Sehr geehrte Frau Präsidentin! Meine sehr geehrten Damen und Herren! Morgen ist es genau ein Jahr her, dass die Briten für den Brexit gestimmt haben. Mit dem Nein zu Europa kehrt Großbritannien einem Staatenbündnis den Rücken, das das erfolgreichste und das friedlichste der Geschichte ist. Mit der Entscheidung zum Brexit hat Großbritannien nach meiner festen Überzeugung den falschen Weg eingeschlagen.

Wenn Sie mich Anfang des Jahres gefragt hätten, wie es wohl 2017 mit der EU weitergeht, dann wäre ich mir der Antwort nicht so sicher gewesen.
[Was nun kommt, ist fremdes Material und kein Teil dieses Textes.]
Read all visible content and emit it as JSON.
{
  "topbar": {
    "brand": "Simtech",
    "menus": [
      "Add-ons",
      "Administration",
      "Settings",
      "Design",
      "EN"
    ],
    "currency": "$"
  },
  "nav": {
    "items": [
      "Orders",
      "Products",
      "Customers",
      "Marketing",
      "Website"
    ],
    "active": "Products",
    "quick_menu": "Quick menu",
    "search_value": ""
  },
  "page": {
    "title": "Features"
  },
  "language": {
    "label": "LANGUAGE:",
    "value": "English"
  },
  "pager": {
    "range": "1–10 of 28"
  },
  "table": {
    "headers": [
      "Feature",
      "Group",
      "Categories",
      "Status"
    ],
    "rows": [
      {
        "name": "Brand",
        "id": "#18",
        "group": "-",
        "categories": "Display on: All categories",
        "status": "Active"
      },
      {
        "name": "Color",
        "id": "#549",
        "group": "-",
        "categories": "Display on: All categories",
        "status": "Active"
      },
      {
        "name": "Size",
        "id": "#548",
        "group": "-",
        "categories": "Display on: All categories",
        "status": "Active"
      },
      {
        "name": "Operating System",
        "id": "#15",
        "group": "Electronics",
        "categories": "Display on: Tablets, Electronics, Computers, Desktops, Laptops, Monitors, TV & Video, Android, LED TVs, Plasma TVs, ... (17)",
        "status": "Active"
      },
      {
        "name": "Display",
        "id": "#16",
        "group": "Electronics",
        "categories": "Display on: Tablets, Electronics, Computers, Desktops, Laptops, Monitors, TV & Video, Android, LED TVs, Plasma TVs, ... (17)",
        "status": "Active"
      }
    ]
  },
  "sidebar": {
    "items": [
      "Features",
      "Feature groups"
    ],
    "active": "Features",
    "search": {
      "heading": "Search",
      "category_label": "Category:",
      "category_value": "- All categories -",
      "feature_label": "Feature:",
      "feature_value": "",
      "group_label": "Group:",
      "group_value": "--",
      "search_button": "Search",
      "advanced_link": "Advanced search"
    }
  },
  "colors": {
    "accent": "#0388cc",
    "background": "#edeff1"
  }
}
Doch dann kamen Trump, Erdogan und Putin,

(Dr. André Hahn [DIE LINKE]: Putin war schon da!)

und man hat festgestellt, dass die Idee eines gemeinsamen Europas vielleicht doch nicht so schlecht ist. Ich bin sehr dankbar, dass auch die Franzosen sich zum richtigen Zeitpunkt daran erinnert haben.

Die Idee der europäischen Einigung ist so aktuell und so wichtig wie nie zuvor. Auch deshalb stimmt es mich zuversichtlich, dass die Zustimmung der Menschen zu Europa in jüngster Zeit spürbar gestiegen ist. Gestiegen ist auch die Einsicht in die Notwendigkeit einer engen und guten Zusammenarbeit der europäischen Staaten. Gute Politik braucht gute Argumente, einen klaren Kopf und Besonnenheit, und genau das zeigt, meine sehr geehrten Damen und Herren, die Europapolitik unserer Bundesregierung.
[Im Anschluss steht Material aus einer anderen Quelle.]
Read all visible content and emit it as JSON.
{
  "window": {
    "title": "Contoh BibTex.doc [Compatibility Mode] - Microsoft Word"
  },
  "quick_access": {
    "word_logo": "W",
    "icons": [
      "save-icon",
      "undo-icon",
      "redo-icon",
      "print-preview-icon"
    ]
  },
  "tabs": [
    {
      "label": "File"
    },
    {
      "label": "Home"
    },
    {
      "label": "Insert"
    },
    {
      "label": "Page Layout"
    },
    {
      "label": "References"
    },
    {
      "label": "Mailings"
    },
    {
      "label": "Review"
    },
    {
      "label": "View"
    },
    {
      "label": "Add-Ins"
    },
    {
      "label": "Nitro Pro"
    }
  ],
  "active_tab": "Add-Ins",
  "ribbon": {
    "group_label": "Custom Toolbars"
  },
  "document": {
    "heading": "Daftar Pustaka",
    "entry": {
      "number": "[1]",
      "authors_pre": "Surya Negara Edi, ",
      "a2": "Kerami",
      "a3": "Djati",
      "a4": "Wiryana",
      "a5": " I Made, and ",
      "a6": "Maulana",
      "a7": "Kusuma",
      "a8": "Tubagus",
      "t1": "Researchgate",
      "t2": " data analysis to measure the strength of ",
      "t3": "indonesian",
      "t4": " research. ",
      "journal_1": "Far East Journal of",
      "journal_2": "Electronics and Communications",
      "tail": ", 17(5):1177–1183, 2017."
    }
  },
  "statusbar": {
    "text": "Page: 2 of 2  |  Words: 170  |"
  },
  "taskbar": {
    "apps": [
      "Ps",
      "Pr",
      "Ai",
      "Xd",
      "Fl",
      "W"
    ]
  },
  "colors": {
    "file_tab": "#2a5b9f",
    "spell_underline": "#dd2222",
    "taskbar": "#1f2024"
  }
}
Aber was heißt das konkret? Schauen wir einmal nach Portugal. Die portugiesische Regierung will einen Teil ihrer IWF-Kredite vorzeitig zurückzahlen.

(Andrej Hunko [DIE LINKE]: Eine linke Regierung!)
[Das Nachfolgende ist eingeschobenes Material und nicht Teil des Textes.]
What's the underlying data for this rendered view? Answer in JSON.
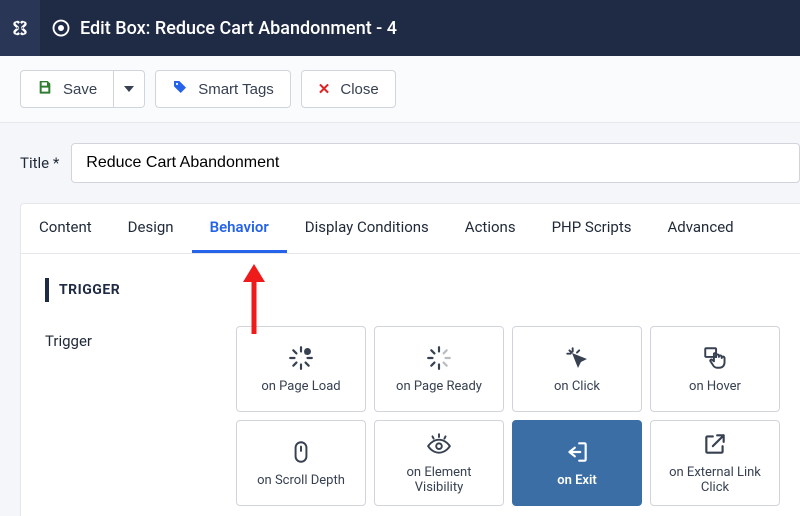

Das Land kann sie zurückzahlen, weil es eben die notwendigen Reformen erfolgreich umgesetzt hat, und so kann Portugal heute auf dem Kapitalmarkt günstigere Kredite als beim IWF bekommen und somit Hunderte Millionen Euro sparen.

Auch Griechenland hat nun endlich diesen erfolgreichen Reformkurs eingeschlagen. Es hat seine Hausaufgaben gemacht und sich im letzten Jahr deutlich besser entwickelt als zuvor noch prognostiziert. Allein von den 140 vereinbarten wirtschaftspolitischen Maßnahmen hat Griechenland 136 umgesetzt, und die restlichen vier folgen demnächst. Damit sind nun die Vorbedingungen erfüllt, um im Rahmen des ESM-Anpassungsprogramms die Tranche von 8,5 Milliarden Euro auszuzahlen.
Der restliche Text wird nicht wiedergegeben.